Datos, pero confiables
“Se invocaron razones como que el agro no está bien visto, cuando en realidad, la única forma de que algo sea bien visto es la transparencia. La suspensión del decreto lo que hace es volver mucho más opaca la situación”, explicó Horacio Heinzen, docente de la Facultad de Química de la Universidad de la República, que ha realizado un gran número de estudios vinculados al riesgo e impacto ambiental de los agroquímicos.
Heinzen señaló que “siempre existe una tensión dinámica entre la producción y el ambiente”, pero la cuestión está en poder equilibrarla. “El MGAP es el representante de la producción, no tiene una contrapartida tan fuerte en lo ambiental en nuestro país, como sí puede tenerlo, por ejemplo, en Estados Unidos”, narró. Entiende que se necesita una “coordinación mayor” entre ambas visiones para lograr conseguir “una política unificada a nivel país”. Piensa que sería una buena idea crear una agencia que tenga “capacidad de decisión, seguimiento y control” de los agroquímicos. No es nada descabellado lo que propone, ya que, si se sigue el ejemplo de Estados Unidos, el país del norte cuenta con la Agencia de Protección Ambiental (EPA, por su sigla en inglés), pionera en la materia.
“La única forma de modalizar a largo plazo es con datos, hay que hacer controles más efectivos y eficaces. Debe ser más sistemático de la calidad de cada sistema productivo, que tiene sus propias características. Cada caso es particular, cada caso tiene su impacto en el medioambiente y ese impacto todavía estamos lejos de conocerlo”, admitió el investigador. Heinzen explicó que actualmente no se está pensando en el “abuso del uso de agroquímicos” que tiene como consecuencia “una degradación general del hábitat”. “A la larga, está demostrado, conlleva a una degradación del bien productor, que es la tierra. No es sólo una preocupación actual, sino que es una preocupación para las futuras generaciones, incluso para los propios productores que van a seguir produciendo en ella. Si no se cuida el recurso, termina muriendo”, enfatizó.

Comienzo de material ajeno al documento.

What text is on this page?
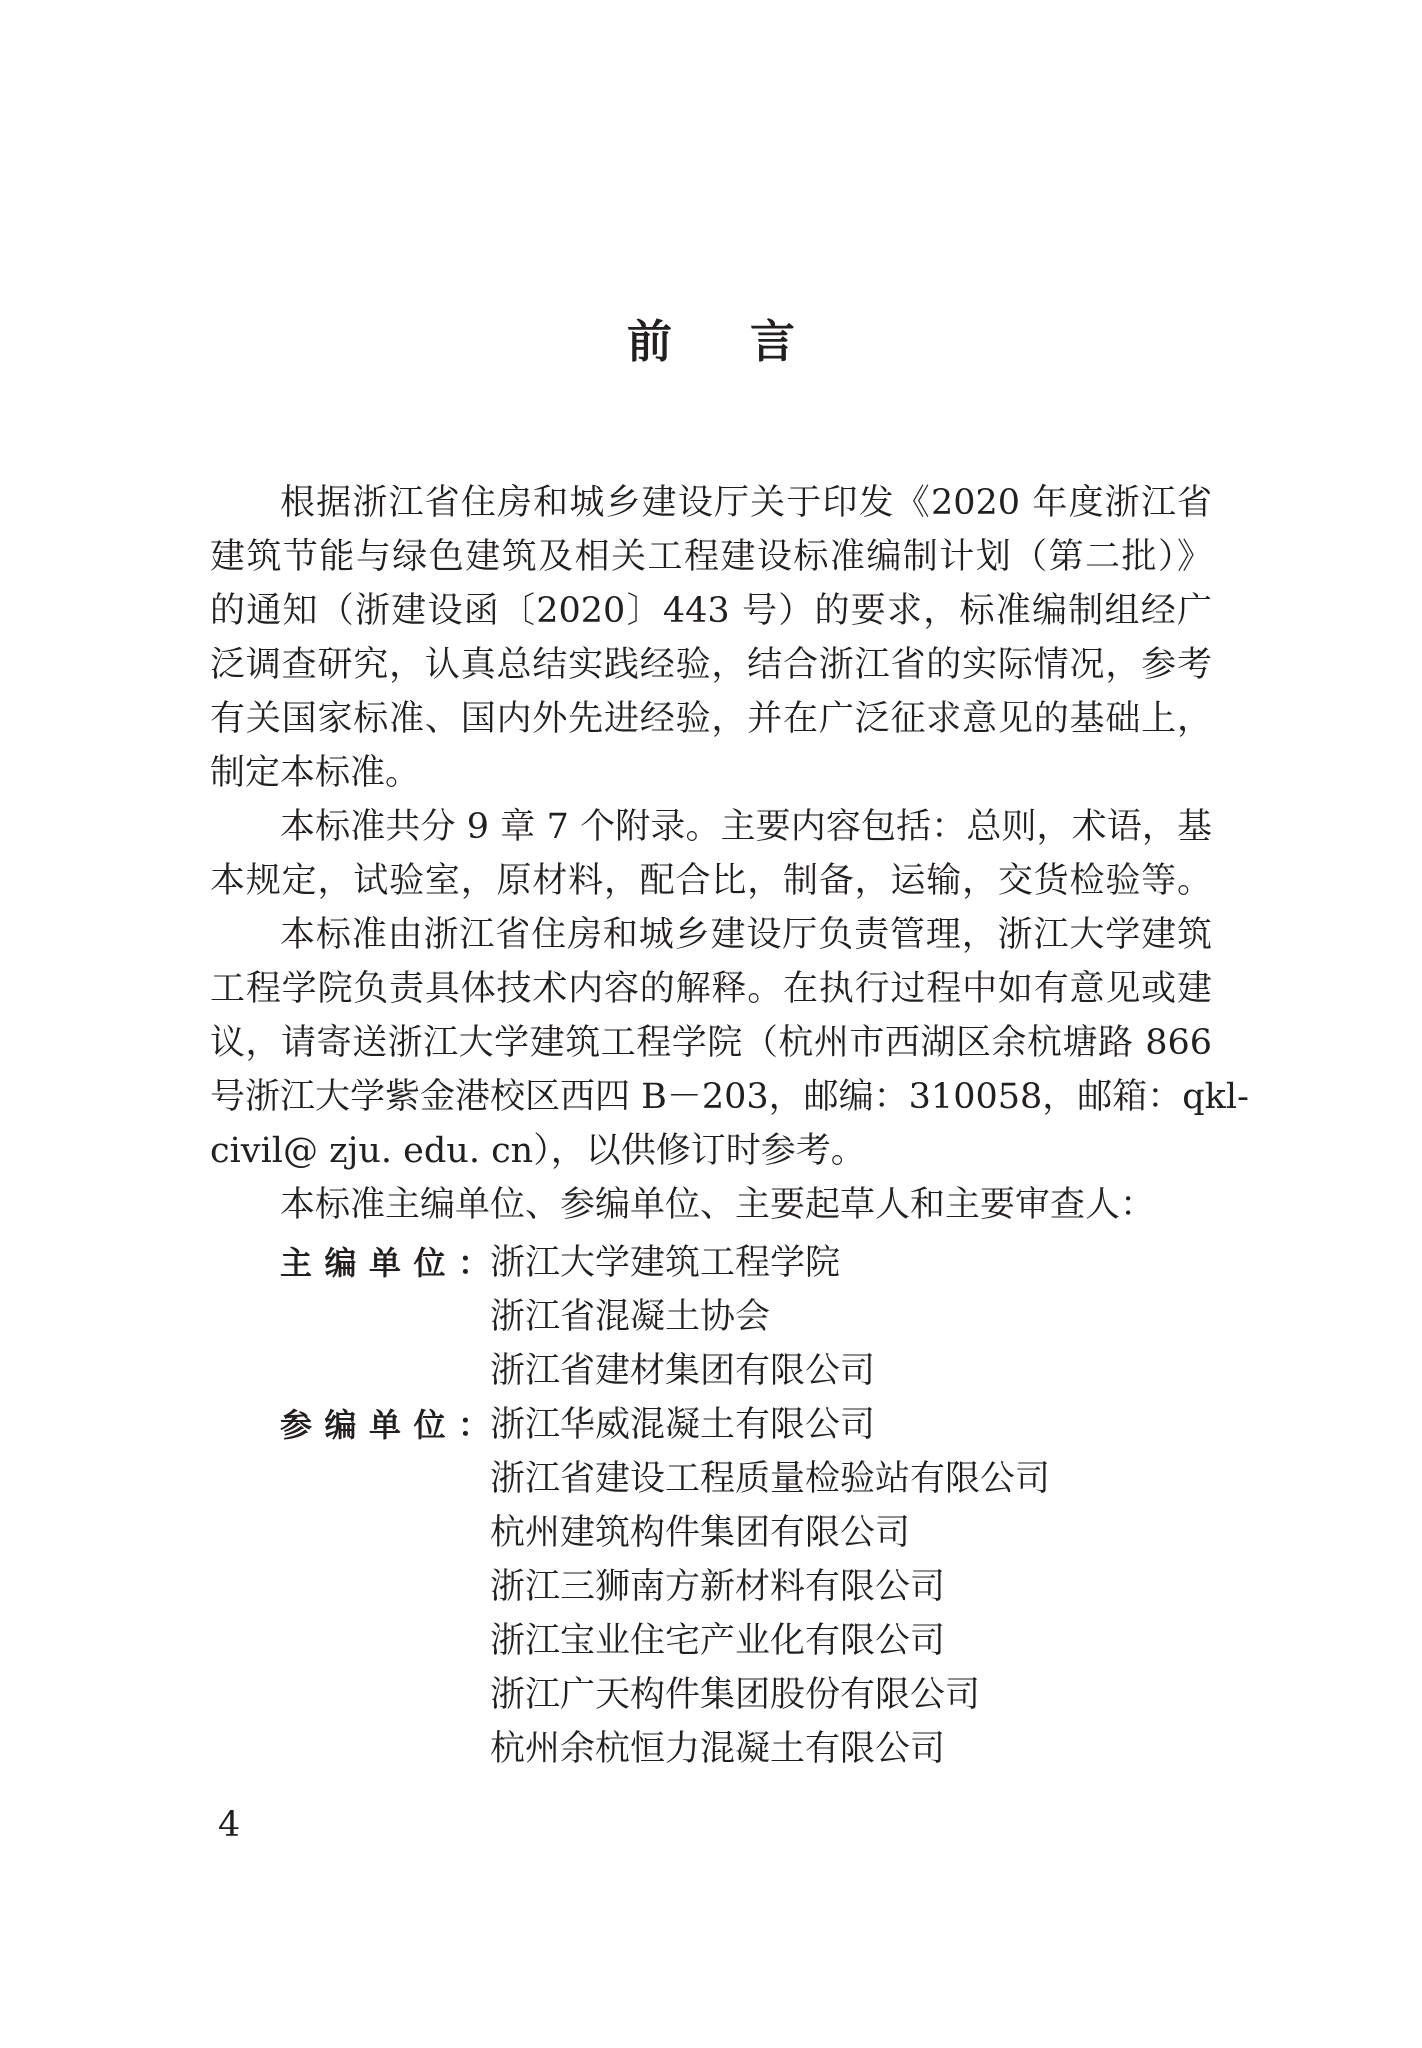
前言
根据浙江省住房和城乡建设厅关于印发《2020 年度浙江省
建筑节能与绿色建筑及相关工程建设标准编制计划（第二批）》
的通知（浙建设函〔2020〕443 号）的要求，标准编制组经广
泛调查研究，认真总结实践经验，结合浙江省的实际情况，参考
有关国家标准、国内外先进经验，并在广泛征求意见的基础上，
制定本标准。
本标准共分 9 章 7 个附录。主要内容包括：总则，术语，基
本规定，试验室，原材料，配合比，制备，运输，交货检验等。
本标准由浙江省住房和城乡建设厅负责管理，浙江大学建筑
工程学院负责具体技术内容的解释。在执行过程中如有意见或建
议，请寄送浙江大学建筑工程学院（杭州市西湖区余杭塘路 866
号浙江大学紫金港校区西四 B－203，邮编：310058，邮箱：qkl-
civil@ zju. edu. cn），以供修订时参考。
本标准主编单位、参编单位、主要起草人和主要审查人：
主编单位： 浙江大学建筑工程学院
浙江省混凝土协会
浙江省建材集团有限公司
参编单位： 浙江华威混凝土有限公司
浙江省建设工程质量检验站有限公司
杭州建筑构件集团有限公司
浙江三狮南方新材料有限公司
浙江宝业住宅产业化有限公司
浙江广天构件集团股份有限公司
杭州余杭恒力混凝土有限公司
4
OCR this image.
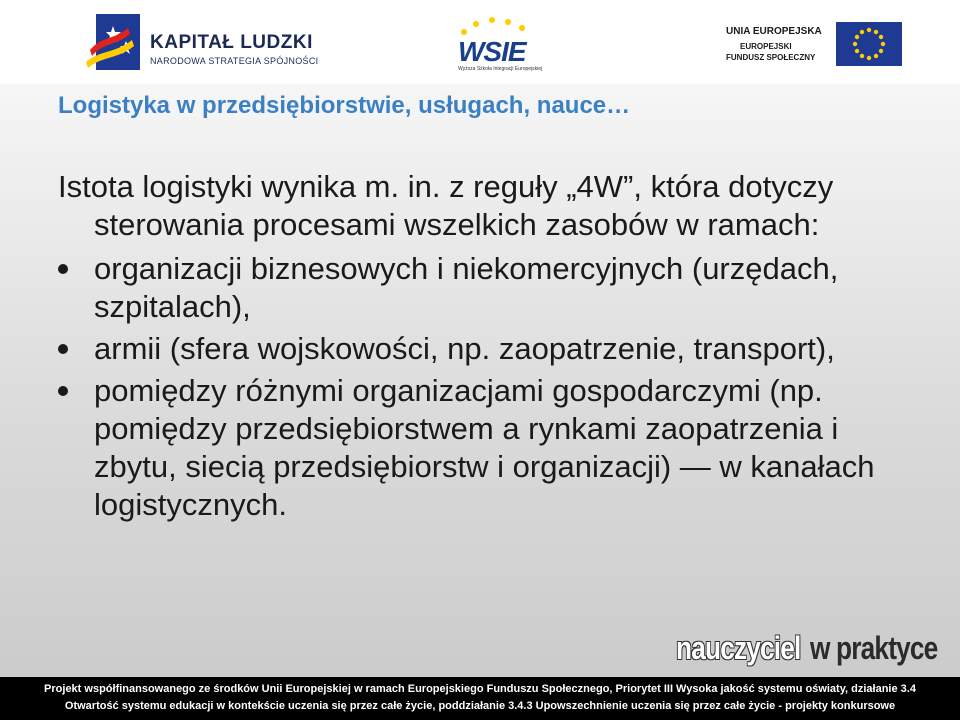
KAPITAŁ LUDZKI
NARODOWA STRATEGIA SPÓJNOŚCI	WSIE
Wyższa Szkoła Integracji Europejskiej
UNIA EUROPEJSKA
EUROPEJSKI
FUNDUSZ SPOŁECZNY
Logistyka w przedsiębiorstwie, usługach, nauce…

Istota logistyki wynika m. in. z reguły „4W”, która dotyczy sterowania procesami wszelkich zasobów w ramach:

organizacji biznesowych i niekomercyjnych (urzędach, szpitalach),
armii (sfera wojskowości, np. zaopatrzenie, transport),
pomiędzy różnymi organizacjami gospodarczymi (np. pomiędzy przedsiębiorstwem a rynkami zaopatrzenia i zbytu, siecią przedsiębiorstw i organizacji) — w kanałach logistycznych.
nauczyciel w praktyce
Projekt współfinansowanego ze środków Unii Europejskiej w ramach Europejskiego Funduszu Społecznego, Priorytet III Wysoka jakość systemu oświaty, działanie 3.4
Otwartość systemu edukacji w kontekście uczenia się przez całe życie, poddziałanie 3.4.3 Upowszechnienie uczenia się przez całe życie - projekty konkursowe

Por estas razones, Heinzen no está de acuerdo con que el mejor camino sea solicitar de forma voluntaria el registro de agroquímicos. “Con la diferencia cambiaria entre Brasil y Argentina, habría que analizar además si no puede haber productos que puedan estar siendo contrabandeados. Muchas veces es más barato traer algunos principios activos. El caso del fipronil fue paradigmático en el sentido de que se prohibió para aplicaciones agrícolas, sólo se permitía como hormiguicida, pero se encontraba que se usaba en aplicaciones agrícolas”. Entiende que el registro obligatorio puede contribuir a que principios activos no autorizados no ingresen al país.
También señaló que los trabajadores rurales están expuestos e hizo hincapié en quienes trabajan en cultivos de arroz y soja. “Son cultivos que están basados básicamente en tratamientos químicos y las posibilidades de protección que pueden tener son escasos. Si no hay un registro de aplicaciones, la trazabilidad de todo el sistema se pierde”, apuntó. Para el químico, la política vinculada a estos productos “no puede quedarse sólo en el registro de aplicaciones, tampoco puede ser nada más que control”. Aunque este último punto es cada vez más necesario, señaló que se debe apelar a “una política integral de su manejo y racionalizar su uso. Hay una coordinación con la parte ambiental que es inevitable y hay que llevarla a cabo. Aflojar por un lado, como en este caso, sólo puede llevar a un desorden mayor”.